We have some time for questions.
Okay, he says we have a few time, we are coming up against the break. And if there is questions after this that we run into come and talk to me afterwards, during the break, I’ll be glad to speak with you.
Thank you. Yes, sir?
Before this we were looking at pressure ulcers and my question is, is there a special relationship between pressure ulcers and death from resistant bacteria?
Well the question is, is there resistant bacteria caused problems in pressure ulcers? The answer is certainly yes. When pressure ulcers get infected, because a lot of pressure ulcers occur in nursing homes and in hospitals and they are just, that’s where we can see the acquisition of these multidrug resistant organisms like MRSA and resistant gram negatives. Does that answer your question?

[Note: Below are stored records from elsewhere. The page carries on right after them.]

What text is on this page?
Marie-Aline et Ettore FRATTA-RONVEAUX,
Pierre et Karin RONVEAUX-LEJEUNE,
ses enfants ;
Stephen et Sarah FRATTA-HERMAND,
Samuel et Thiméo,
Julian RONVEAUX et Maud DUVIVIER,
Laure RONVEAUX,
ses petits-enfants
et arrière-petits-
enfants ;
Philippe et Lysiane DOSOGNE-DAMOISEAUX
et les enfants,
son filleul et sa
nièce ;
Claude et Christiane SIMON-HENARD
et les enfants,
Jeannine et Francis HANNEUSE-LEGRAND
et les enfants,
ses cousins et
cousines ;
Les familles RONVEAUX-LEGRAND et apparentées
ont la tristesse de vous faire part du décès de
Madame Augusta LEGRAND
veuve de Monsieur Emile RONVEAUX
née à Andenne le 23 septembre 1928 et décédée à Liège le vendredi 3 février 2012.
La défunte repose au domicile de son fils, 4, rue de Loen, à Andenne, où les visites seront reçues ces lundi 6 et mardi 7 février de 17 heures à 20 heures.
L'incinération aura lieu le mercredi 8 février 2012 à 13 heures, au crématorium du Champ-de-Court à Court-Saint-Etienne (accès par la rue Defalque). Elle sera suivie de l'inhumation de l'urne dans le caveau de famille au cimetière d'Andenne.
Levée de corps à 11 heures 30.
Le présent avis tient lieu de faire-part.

Well yes, except for the question of a specially approved death, because it’s hard to work with the pressure ulcers themselves. In other words is there an influx in bacteremia that continues on in the resistant, in the resistant –
Are resistant bugs more virulent?
Yeah, do they kill patients?
Okay, maybe yeah, that’s a question, are they more virulent and you know some are and some aren’t. Some multidrug resistant organisms like Acinetobacter, when they cause infection are really bad, but aren’t – but a regular staph aureus is more virulent. So some, MRSA is virulent but you know isn’t more virulent than staph aureus. I think Dr. Luder who spoke earlier would say that probably they are to a degree. He knows more about that than I do. But the answer is it depends. Okay, looks like my time is up. Thank you very much.